Chatbots: How to write dialogue that converts | The Giles Agency


So, you’ve got a great website, but you’re not happy with your conversion rates. You’re getting visitors, but few are interacting with your site or achieving the desired goal. If only it were possible to talk to all those online visitors face to face, simultaneously, 24/7…

Well, guess what? It is possible!

With chatbots.



Chatbots are a great way to simulate a personalised service for your customers online. People don’t want to search and scroll, they want instant answers. And the trend is gaining momentum. Marketing teams across a wide range of industries globally are making use of chatbots to lead conversations with customers and achieve specific goals. It works. That’s why 80% of businesses want a chatbot by 2020.

However, if you want results, you don’t just need a chatbot – you need a great chatbot! And that requires strong writing talent. You want to craft a dialogue that’s not only useful and accurate, but also personable, natural and as human as possible. Customers want to feel like they’re dealing with a person, even when they know they’re not.
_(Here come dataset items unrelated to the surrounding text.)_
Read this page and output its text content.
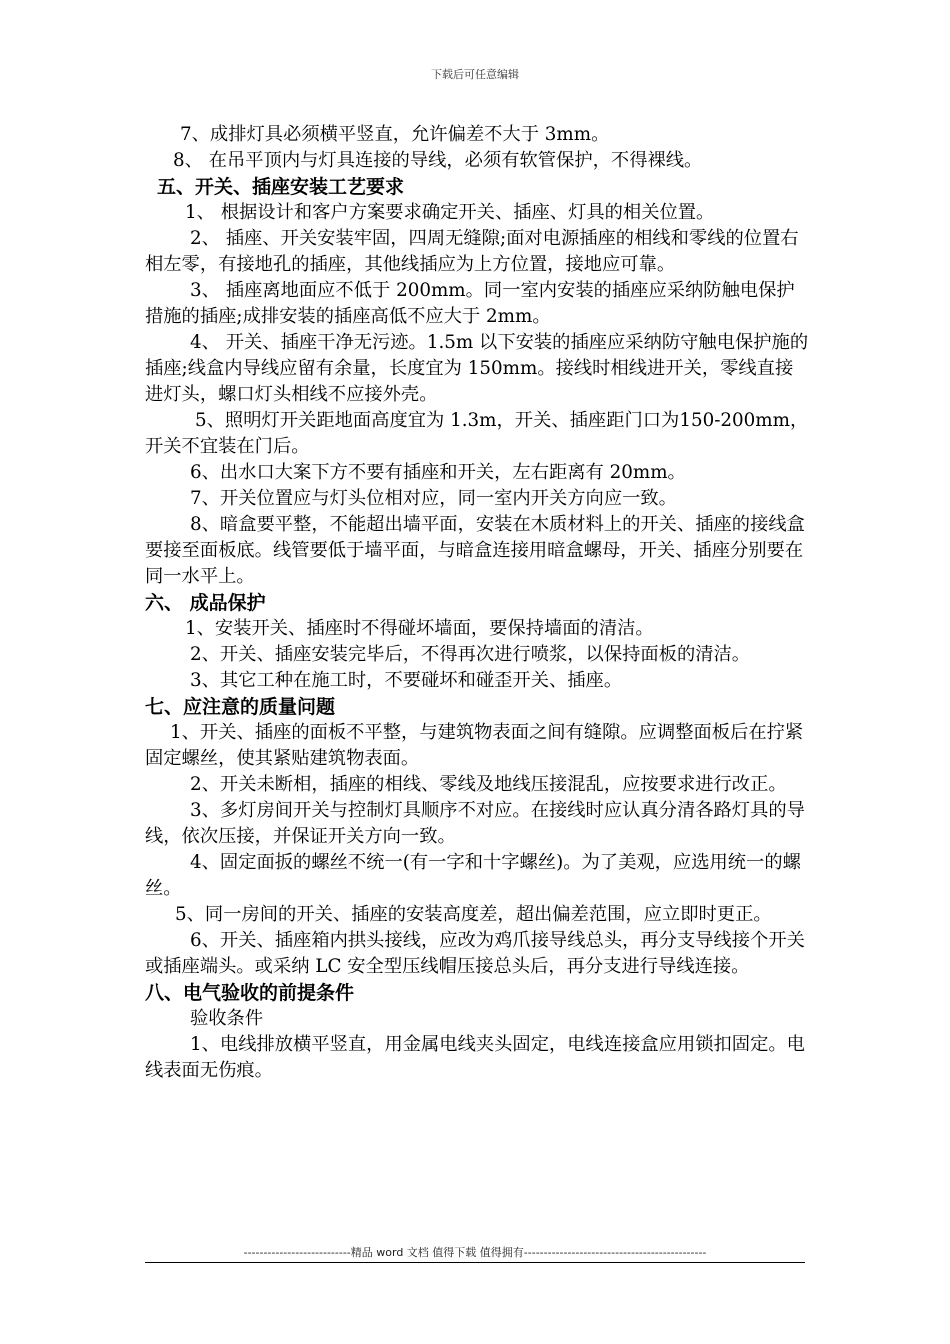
下载后可任意编辑

7、成排灯具必须横平竖直，允许偏差不大于 3mm。

8、 在吊平顶内与灯具连接的导线，必须有软管保护，不得裸线。

五、开关、插座安装工艺要求

1、 根据设计和客户方案要求确定开关、插座、灯具的相关位置。

2、 插座、开关安装牢固，四周无缝隙;面对电源插座的相线和零线的位置右相左零，有接地孔的插座，其他线插应为上方位置，接地应可靠。

3、 插座离地面应不低于 200mm。同一室内安装的插座应采纳防触电保护措施的插座;成排安装的插座高低不应大于 2mm。

4、 开关、插座干净无污迹。1.5m 以下安装的插座应采纳防守触电保护施的插座;线盒内导线应留有余量，长度宜为 150mm。接线时相线进开关，零线直接进灯头，螺口灯头相线不应接外壳。

5、照明灯开关距地面高度宜为 1.3m，开关、插座距门口为150-200mm，开关不宜装在门后。

6、出水口大案下方不要有插座和开关，左右距离有 20mm。

7、开关位置应与灯头位相对应，同一室内开关方向应一致。

8、暗盒要平整，不能超出墙平面，安装在木质材料上的开关、插座的接线盒要接至面板底。线管要低于墙平面，与暗盒连接用暗盒螺母，开关、插座分别要在同一水平上。

六、 成品保护

1、安装开关、插座时不得碰坏墙面，要保持墙面的清洁。

2、开关、插座安装完毕后，不得再次进行喷浆，以保持面板的清洁。

3、其它工种在施工时，不要碰坏和碰歪开关、插座。

七、应注意的质量问题

1、开关、插座的面板不平整，与建筑物表面之间有缝隙。应调整面板后在拧紧固定螺丝，使其紧贴建筑物表面。

2、开关未断相，插座的相线、零线及地线压接混乱，应按要求进行改正。

3、多灯房间开关与控制灯具顺序不对应。在接线时应认真分清各路灯具的导线，依次压接，并保证开关方向一致。

4、固定面扳的螺丝不统一(有一字和十字螺丝)。为了美观，应选用统一的螺丝。

5、同一房间的开关、插座的安装高度差，超出偏差范围，应立即时更正。

6、开关、插座箱内拱头接线，应改为鸡爪接导线总头，再分支导线接个开关或插座端头。或采纳 LC 安全型压线帽压接总头后，再分支进行导线连接。

八、电气验收的前提条件

验收条件

1、电线排放横平竖直，用金属电线夹头固定，电线连接盒应用锁扣固定。电线表面无伤痕。

---------------------------精品 word 文档 值得下载 值得拥有----------------------------------------------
We’ve identified the key elements of high-converting chatbot dialogues. To give your customers a great user experience, make sure your chatbot copy:


Has character

Of all the ways your brand persona is communicated, a chatbot is where it can really shine! Think of it as the ambassador of your brand. Once you’ve clearly defined your brand’s personality, it’ll be easier to find the right tone of voice for your chatbot. For example, if your chatbot were a customer service rep, what kind of rep would it be?


Tone of voice

The dignified butler

“This way, sir.”

The energetic assistant

“Happy to help!”

The elegant hotel concierge

“Is there anything else I can help you with?”

The caring waitress

“What can I get you, dear?”

Is conversational

There’s a big difference between written and spoken communication – not only in the way it’s delivered, but also in terms of sentence structure, grammar, rhythm, and so on. Try writing a movie script and you’ll see. Your chatbot dialogue needs to emulate human conversation. How?

  • Identify the words and expressions your target audience uses
  • Use the active voice, not the passive
  • Be friendly, not formal (say “thanks”, not “I appreciate…”)
  • Read your dialogue aloud and change anything that sounds unnatural

Is short and punchy

To create a good user experience, you need to allow users to talk and ask questions, so don’t kill the conversation with big chunks of text. Use short sentences and eradicate irrelevant words. When you need to give more information, break it up into bullet points or steps.

For example:

    • Where would you like to go? Where to?
    • Are you ready? Ready?
    • This process usually takes a few minutes. This may take a minute.

Is easy to understand

Chatbots are there to help users achieve a specific goal, so don’t let humour and gimmicks distract from that goal. In this case, simple beats clever every time. Being understood is your number one aim. A good way to ensure this is to test your messaging on a range of different people and evaluate how accurately they understand it. To guarantee clarity, avoid:

  • Too much humour
  • Complicated sentences
  • Long words
  • Jargon

Is personal

If you’re planning to just rework your current marketing material into a chatbot dialogue, don’t! Your users will see through it immediately. Besides, they’re using the chatbot for a reason: they don’t want to browse, they want to interact. So, be sure to use their first name (but not too much) and any other personal information given, if relevant.

Once you’ve launched your chatbot, you can sit back and relax, right? No, not so much. If you want your bot to deliver high conversation rates, you need to keep a close eye on it. Give users plenty of opportunities to rate it and suggest improvements. If you keep adjusting, tweaking and improving the copy, your online customer service – and conversion rates – will soon be way ahead of the competition’s.